‘No time for complacency’ with COVID-19


Senior health experts have warned European governments and institutions against complacency in their ongoing response to COVID-19.

Writing a comment piece for the The Lancet, ten leading researchers - including Professor Cath Noakes from the School of Civil Engineering - said the impacts of COVID-19 will continue to pose a huge burden across Europe, and that “much more strategic attention and investments are needed” to fight the illness and “develop greater resilience to future respiratory pathogens”. 

Professor Noakes has been at the forefront of research into the way pathogens can be transmitted in indoor environments and was made an OBE in 2020 for her services to the UK’s COVID-19 response and elected a Fellow of the Royal Academy of Engineering in 2021. 

In the Lancet article, the scientists said: “These impacts of COVID-19 are likely to continue in the coming years if more efforts are not made to decrease the circulation of SARS-CoV-2 and mitigate its impact on public health.”

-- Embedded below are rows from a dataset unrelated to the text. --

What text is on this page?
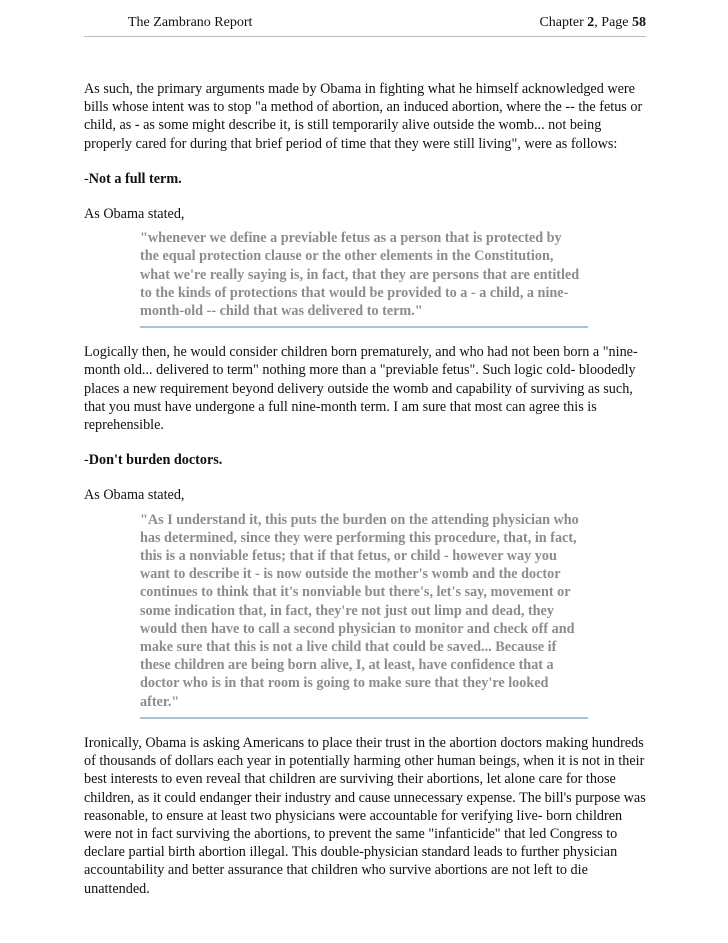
The Zambrano Report	Chapter 2, Page 58

As such, the primary arguments made by Obama in fighting what he himself acknowledged were bills whose intent was to stop "a method of abortion, an induced abortion, where the -- the fetus or child, as - as some might describe it, is still temporarily alive outside the womb... not being properly cared for during that brief period of time that they were still living", were as follows:

-Not a full term.

As Obama stated,

"whenever we define a previable fetus as a person that is protected by
the equal protection clause or the other elements in the Constitution,
what we're really saying is, in fact, that they are persons that are entitled
to the kinds of protections that would be provided to a - a child, a nine-
month-old -- child that was delivered to term."

Logically then, he would consider children born prematurely, and who had not been born a "nine-month old... delivered to term" nothing more than a "previable fetus". Such logic cold- bloodedly places a new requirement beyond delivery outside the womb and capability of surviving as such, that you must have undergone a full nine-month term. I am sure that most can agree this is reprehensible.

-Don't burden doctors.

As Obama stated,

"As I understand it, this puts the burden on the attending physician who
has determined, since they were performing this procedure, that, in fact,
this is a nonviable fetus; that if that fetus, or child - however way you
want to describe it - is now outside the mother's womb and the doctor
continues to think that it's nonviable but there's, let's say, movement or
some indication that, in fact, they're not just out limp and dead, they
would then have to call a second physician to monitor and check off and
make sure that this is not a live child that could be saved... Because if
these children are being born alive, I, at least, have confidence that a
doctor who is in that room is going to make sure that they're looked
after."

Ironically, Obama is asking Americans to place their trust in the abortion doctors making hundreds of thousands of dollars each year in potentially harming other human beings, when it is not in their best interests to even reveal that children are surviving their abortions, let alone care for those children, as it could endanger their industry and cause unnecessary expense. The bill's purpose was reasonable, to ensure at least two physicians were accountable for verifying live- born children were not in fact surviving the abortions, to prevent the same "infanticide" that led Congress to declare partial birth abortion illegal. This double-physician standard leads to further physician accountability and better assurance that children who survive abortions are not left to die unattended.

We thus question the current high level of political and societal complacency towards COVID-19 in Europe

Health experts writing in the Lancet

They add: “Options are readily available to reduce the burden of SARS-CoV-2 and other endemic respiratory pathogens. 

“We thus question the current high level of political and societal complacency towards COVID-19 in Europe.” 

The authors point to several ongoing problems that continue to affect European nations as they transition out of the emergency phase of the pandemic, including: 

  • “Unacceptably high” excess mortality rates, with COVID-19 alone claiming the lives of 467,921 people across Europe during 2022 
  • New surges of COVID-19 across Europe and the regular emergence of new omicron subvariants 
  • COVID-19’s ability to infect people during the summer months, unlike flu and other seasonal respiratory illnesses 
  • A “steep reduction” in diagnostic testing across the continent 
  • COVID-linked absenteeism from work affecting European economies 
  • Hospital admissions of new patients with COVID-19 
  • Infections persisting in immunocompromised people 
  • Vulnerable people with other medical conditions remaining at high risk of severe COVID-19. 

The authors call on governments to improve the protection of vulnerable people, prioritise investment in ventilation and indoor air quality in healthcare and other settings, and revisit monitoring systems to help prepare for future pandemics.  

In the longer term, the commentary asks institutions to create pandemic prevention and preparedness plans, strengthen their health systems, engage with the community, and make sure that planning and training across social and health systems can help respond to staff shortages. 

The piece concludes: “Failure to take these steps now will result in more deaths due to COVID-19 and other respiratory pathogens and mean that we are not well prepared to respond to future public health threats.” 

Other authors of the comment piece included Hans Kluge, the World Health Organization’s Regional Director for Europe, and seven other experts from institutions including the University of Geneva, Sorbonné University, Imperial College London, and Russia’s Ministry of Health.